Predictive Modeling. There is a simpler question and a more difficult question at play here. The simple question is: how many orders will there be each week? The harder question, which is the problem we tackled, is: who will order each week? Answering the harder question also provides a solution to the easier one.

We used Logistic Regression for our prediction. We chose this model because it provided more interpretable regression weights as well as more trustworthy probabilities than other models. This decision was key as it allowed us to explain to our partner what was driving the predictions.

The model outputs a probability of ordering for each customer and these are summed up to provide the expected number of orders for a given week. Our model outputs predictions for one, two, or three weeks out, and thus allows Fresh Prep to plan for ingredients, delivery drivers, and other factors accordingly.

The performance of the model is visualized in the following figure:

As the figure shows, our model seriously overestimated orders during Christmas and New Year’s! For the entire June 2018 to June 2019 time frame, our model has mean absolute percentage error (MAPE) of 4.6% on the total number of orders. If we concentrate on dates only in 2019, the more recent period where the model has more training data to work with, the error is just 1.5%. In other words: for a hypothetical week in which Fresh Prep expects 1000 orders, the error is around 15 orders.

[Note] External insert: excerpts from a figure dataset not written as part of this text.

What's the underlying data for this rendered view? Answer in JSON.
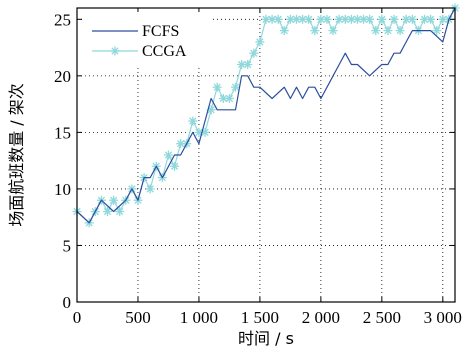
{
  "chart_data": {
    "type": "line",
    "xlabel": "时间 / s",
    "ylabel": "场面航班数量 / 架次",
    "xlim": [
      0,
      3100
    ],
    "ylim": [
      0,
      26
    ],
    "xticks": [
      0,
      500,
      1000,
      1500,
      2000,
      2500,
      3000
    ],
    "xtick_labels": [
      "0",
      "500",
      "1 000",
      "1 500",
      "2 000",
      "2 500",
      "3 000"
    ],
    "yticks": [
      0,
      5,
      10,
      15,
      20,
      25
    ],
    "ytick_labels": [
      "0",
      "5",
      "10",
      "15",
      "20",
      "25"
    ],
    "grid": true,
    "legend_position": "top-left",
    "series": [
      {
        "name": "FCFS",
        "color": "#2b4f9e",
        "marker": "none",
        "x": [
          0,
          100,
          200,
          300,
          400,
          450,
          500,
          550,
          600,
          650,
          700,
          750,
          800,
          850,
          900,
          950,
          1000,
          1050,
          1100,
          1150,
          1200,
          1300,
          1350,
          1400,
          1450,
          1500,
          1600,
          1700,
          1750,
          1800,
          1850,
          1900,
          1950,
          2000,
          2050,
          2100,
          2150,
          2200,
          2250,
          2300,
          2400,
          2500,
          2550,
          2600,
          2650,
          2700,
          2750,
          2800,
          2900,
          3000,
          3050,
          3100
        ],
        "y": [
          8,
          7,
          9,
          8,
          9,
          10,
          9,
          11,
          11,
          12,
          11,
          12,
          13,
          13,
          14,
          15,
          14,
          16,
          18,
          17,
          17,
          17,
          20,
          20,
          19,
          19,
          18,
          19,
          18,
          19,
          18,
          19,
          19,
          18,
          19,
          20,
          21,
          22,
          21,
          21,
          20,
          21,
          21,
          22,
          22,
          23,
          24,
          24,
          24,
          23,
          25,
          26
        ]
      },
      {
        "name": "CCGA",
        "color": "#8fd8dc",
        "marker": "asterisk",
        "x": [
          0,
          100,
          150,
          200,
          250,
          300,
          350,
          400,
          450,
          500,
          550,
          600,
          650,
          700,
          750,
          800,
          850,
          900,
          950,
          1000,
          1050,
          1100,
          1150,
          1200,
          1250,
          1300,
          1350,
          1400,
          1450,
          1500,
          1550,
          1600,
          1650,
          1700,
          1750,
          1800,
          1850,
          1900,
          1950,
          2000,
          2050,
          2100,
          2150,
          2200,
          2250,
          2300,
          2350,
          2400,
          2450,
          2500,
          2550,
          2600,
          2650,
          2700,
          2750,
          2800,
          2850,
          2900,
          2950,
          3000,
          3050,
          3100
        ],
        "y": [
          8,
          7,
          8,
          9,
          8,
          9,
          8,
          9,
          10,
          9,
          11,
          10,
          12,
          11,
          13,
          12,
          14,
          14,
          16,
          15,
          15,
          17,
          19,
          18,
          18,
          19,
          21,
          21,
          22,
          23,
          25,
          25,
          25,
          24,
          25,
          25,
          25,
          25,
          24,
          25,
          25,
          24,
          25,
          25,
          25,
          25,
          25,
          25,
          24,
          25,
          24,
          25,
          24,
          25,
          25,
          24,
          25,
          25,
          24,
          25,
          25,
          26
        ]
      }
    ]
  }
}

Data Visualization. We developed an interactive Tableau dashboard to visualize the predictions. (All credit for building the dashboard goes to my teammate Hayley Boyce.) Below is a screenshot of the predictive pane of our dashboard (with fabricated data, to maintain confidentiality):

The dashboard’s user can drill down into various demographics (e.g. vegetarians), focus on various demographic areas, and see the client IDs of interesting subsets of customers.

What I learned

For me, the capstone project was the ideal opportunity to revisit many of the concepts taught in the program’s coursework. It is one thing to take courses in data science concepts such as wrangling, regression, supervised learning, or feature selection & engineering. It is a far more enlightening experience to actually apply these methods to real-world data for an actual organization. The capstone project solidified my understanding of these techniques, how to apply and interpret them, and how to choose which tools are the right ones for the problem at hand.

Throughout the 10-week project I found myself returning to lecture notes and lab work from various courses, solidifying my knowledge of what had been learned earlier, and applying it to authentic data. The pace of the program in its first 8 months is quite intense, and in some cases I hadn’t fully grasped some of the material. Capstone gave me the opportunity to return to these topics, and in a real-world applicable context, reinforce them tangibly. It demonstrated how the insights our team discovered might be used by the company. Lastly, the capstone experience made me feel on the whole much more confident in my skills as a data scientist. I found the experience to be genuinely rewarding and enjoyable.

Acknowledgements

I want to thank my team members, Hayley Boyce, Orphelia Ellogne, & Maninder Kohli; our partners from Fresh Prep, Joseph Goldes and Philip Nelson; and our faculty mentor, Mike Gelbart.